Its as though Emma Thompson had a backlog of story ideas and wanted to use them all at once with NANNY MCPHEE RETURNS. The less than magical sequel to her enchanting NANNY MCPHEE is at once a story of British stiff upper lips during the Blitz, a bizarrely cartoonish tale of a gambler without the means to pay off his debt to an boldly blonde pair of collectors, a bland story of misbehaving children in need of Nanny McPhees firm hand, and a brief diversion into the Expressionist Cinema of the Weimar Republic with father and son at odds. Then there is the porcine aquatic ballet. Some of it works, some does not, yet, and this is the most peculiar part, there are some really wonderful performances set adrift in the mayhem.

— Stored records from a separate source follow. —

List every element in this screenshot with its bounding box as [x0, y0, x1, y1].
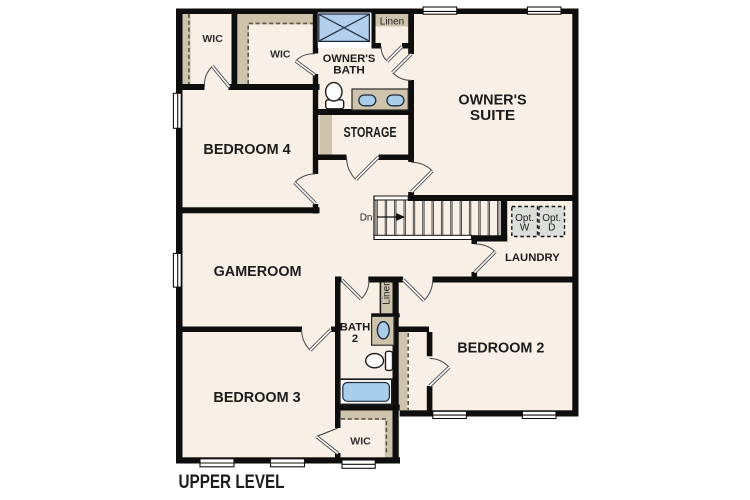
svg-text:LAUNDRY: LAUNDRY	[505, 252, 560, 264]
svg-text:SUITE: SUITE	[470, 108, 516, 124]
svg-text:D: D	[548, 223, 555, 234]
svg-text:UPPER LEVEL: UPPER LEVEL	[179, 471, 285, 493]
svg-text:BATH: BATH	[333, 65, 365, 77]
svg-text:OWNER'S: OWNER'S	[458, 93, 527, 109]
svg-text:WIC: WIC	[202, 33, 223, 45]
svg-text:2: 2	[352, 333, 358, 345]
svg-text:GAMEROOM: GAMEROOM	[214, 264, 302, 280]
svg-text:WIC: WIC	[350, 436, 371, 448]
svg-text:BEDROOM 2: BEDROOM 2	[457, 341, 544, 357]
svg-text:W: W	[520, 223, 530, 234]
svg-text:OWNER'S: OWNER'S	[323, 53, 376, 65]
svg-text:Linen: Linen	[380, 16, 404, 27]
svg-text:BEDROOM 4: BEDROOM 4	[203, 142, 290, 158]
svg-text:Dn: Dn	[360, 212, 373, 223]
svg-text:BEDROOM 3: BEDROOM 3	[213, 390, 300, 406]
svg-text:Linen: Linen	[381, 280, 392, 304]
svg-text:WIC: WIC	[270, 49, 291, 61]
svg-text:BATH: BATH	[340, 322, 371, 334]
svg-text:STORAGE: STORAGE	[344, 125, 397, 141]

Thompson herself, reprising the Nanny McPhee role is properly stern and starchy morphing from gruesome to comely as her charges learn their requisite five lessons, though her running argument with a belching crow dubbed Mr. Edelweiss is tiresome rather than piquant. Maggie Smith as the absent-minded but perky village storekeeper is a treasure, especially in this context. Maggie Gyllenhaal as Isabel, the much harried farm wife and mother, is a curly-haired butter-toffee of comforting warmth as she keeps that ci-mentioned stiff upper lip for her three kids while dad (Ewan MacGregor in cameo) is away fighting World War II. She herself is fighting her brother-in-law, Phil (Rhys Ifans playing it as broadly as the White Cliffs of Dover), a man given to loud suits, overcoiffed curls, and an unmanageable debt to a riverside casino. The debt, which threatens to rob him of his kidneys if he cant pay up, can only be settled by convincing Isabel to sell her half of the farm. Her three moppets, Norman (Elijah Wood look-alike Asa Butterfield), Megsie (Lil Woods), and tow-headed Vincent (Oscar Steer) are fighting with their city cousins, Cyril (Eros Vlahos) and Celia (Rosie Taylor-Ritson), newly sent to the farm to keep them safe from the bombs falling on London.

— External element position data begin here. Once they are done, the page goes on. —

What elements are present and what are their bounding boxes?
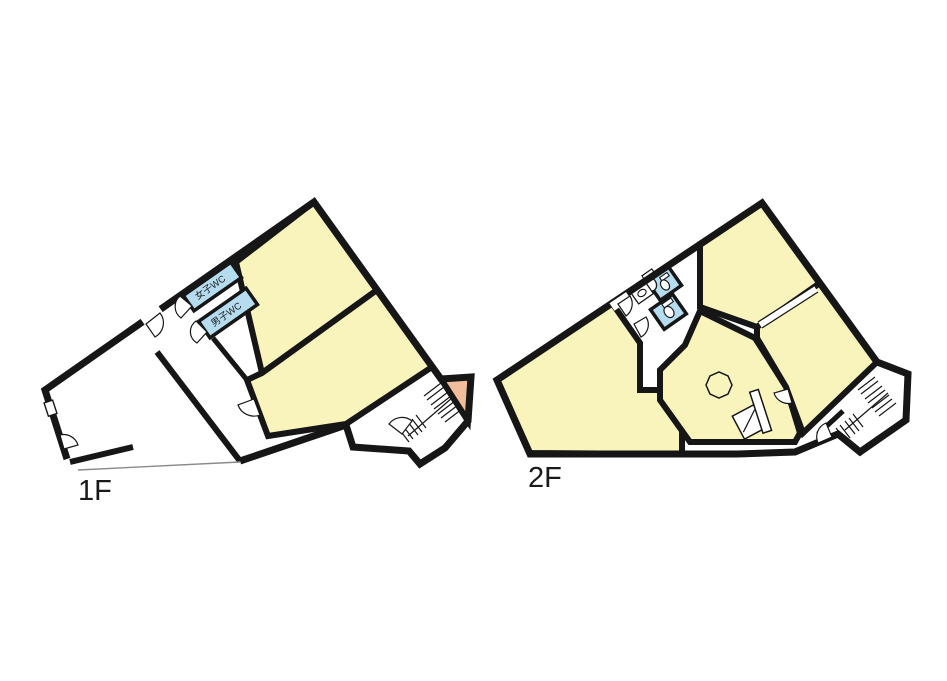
floor-plan-canvas: 女子WC 男子WC 1F — [0, 0, 947, 681]
floor-plan-2f: 2F — [497, 203, 908, 494]
floor-plan-1f: 女子WC 男子WC 1F — [44, 202, 471, 507]
floor-label-2f: 2F — [528, 462, 562, 494]
floor-plan-drawing: 女子WC 男子WC 1F — [0, 0, 947, 681]
floor-label-1f: 1F — [78, 475, 112, 507]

The city kids are snobs, obnoxious and exquisitely dressed. The country kids are rambunctious and wear suitable farm clothes. Poo jokes abound. Nanny McPhee arrives. Theres an elephant in the bed. The entire film is just about as lively as that retelling. For a flick about magic, it unspools with a shocking lack of imagination, the pedestrian direction from Susanna White causing even such whimsy as seventeen drawers full of syrup, flying pigs, and a mysterious gnarled cane of doom to all tank decisively as the story galumphs sloppily along through its many ill-advised idioms. Every iota of wonder is realized in the least fanciful, the least amusing, the least light-hearted fashion possible, relentlessly squeezing out all the charm and all the joy with a ruthlessness that is almost, but not quite, awe inspiring.

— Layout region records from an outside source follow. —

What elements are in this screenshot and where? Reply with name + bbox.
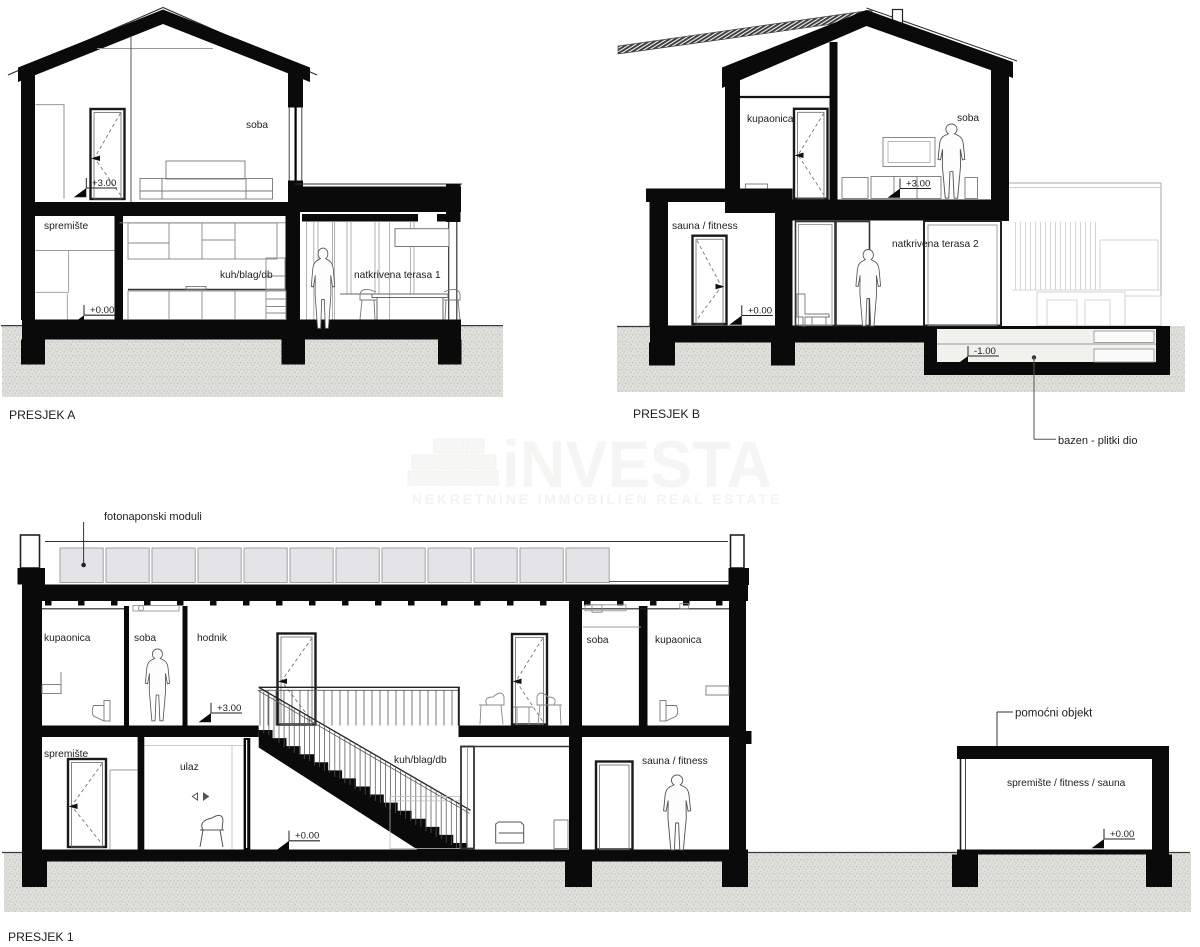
- svg-text:+0.00: +0.00: [1110, 829, 1134, 840]
- svg-text:soba: soba: [587, 635, 609, 646]
- svg-text:kupaonica: kupaonica: [44, 633, 91, 644]
- svg-text:spremište: spremište: [44, 221, 88, 232]
- svg-text:natkrivena terasa 1: natkrivena terasa 1: [354, 270, 441, 281]
- svg-text:+3.00: +3.00: [92, 178, 116, 189]
- svg-text:PRESJEK B: PRESJEK B: [633, 407, 700, 421]
- svg-text:kupaonica: kupaonica: [747, 114, 794, 125]
- svg-text:soba: soba: [134, 633, 156, 644]
- svg-text:+3.00: +3.00: [217, 703, 241, 714]
- svg-text:+0.00: +0.00: [295, 831, 319, 842]
- svg-text:sauna / fitness: sauna / fitness: [672, 221, 738, 232]
- svg-text:fotonaponski moduli: fotonaponski moduli: [104, 511, 202, 523]
- svg-text:+0.00: +0.00: [748, 305, 772, 316]
- svg-text:PRESJEK 1: PRESJEK 1: [8, 930, 74, 944]
- svg-text:soba: soba: [957, 113, 979, 124]
- svg-text:kupaonica: kupaonica: [655, 635, 702, 646]
- svg-text:soba: soba: [246, 120, 268, 131]
- svg-text:NEKRETNINE IMMOBILIEN REAL EST: NEKRETNINE IMMOBILIEN REAL ESTATE: [412, 491, 782, 507]
- svg-text:hodnik: hodnik: [197, 633, 228, 644]
- svg-text:spremište / fitness / sauna: spremište / fitness / sauna: [1007, 778, 1126, 789]
- svg-text:ulaz: ulaz: [180, 762, 199, 773]
- svg-text:kuh/blag/db: kuh/blag/db: [220, 270, 273, 281]
- svg-text:-1.00: -1.00: [974, 346, 996, 357]
- svg-text:+0.00: +0.00: [90, 305, 114, 316]
- svg-text:sauna / fitness: sauna / fitness: [642, 756, 708, 767]
- svg-text:iNVESTA: iNVESTA: [502, 427, 772, 501]
- svg-text:bazen - plitki dio: bazen - plitki dio: [1058, 435, 1138, 447]
- svg-text:kuh/blag/db: kuh/blag/db: [394, 755, 447, 766]
- svg-text:natkrivena terasa 2: natkrivena terasa 2: [892, 239, 979, 250]
- svg-text:pomoćni objekt: pomoćni objekt: [1015, 708, 1093, 720]
- svg-text:+3.00: +3.00: [906, 179, 930, 190]
- svg-text:PRESJEK A: PRESJEK A: [9, 408, 76, 422]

The best thing about NANNY MCPHEE RETURNS isnt that the children must only learn five lessons before she departs, 10 would have been too mind-ravaging for the audience. Rather it is, without doubt and with great gratitude on the part of the viewer, Dame Maggies deliciously eccentric turn, gamely covered in flour, or mistaking a cow patty for a cushion with exquisite aplomb, she finds her own magnificent way. The second best thing is Vlahos as Cyril, the nascent prig with an effortless sneer that he wields like a mace, and a genteel condescension that shows the poise of an adult to the manner born that will make him the go-to guy for this sort of character for the rest of his professional career. He can also go beyond the caricature written and deliver on the drama required in his confrontation with Voldemort, I mean, Ralph Fiennes in the Expressionist part of the film.
Thompson, it should be remembered, did a superb job of adapting Jane Austen for the screen, capturing the delicate comedy of 18th-century manners and the even more delicate passionate emotions that lurked beneath bodice and cravat. Here, with less challenging material, she hasnt found her footing. Its a conundrum for the ages.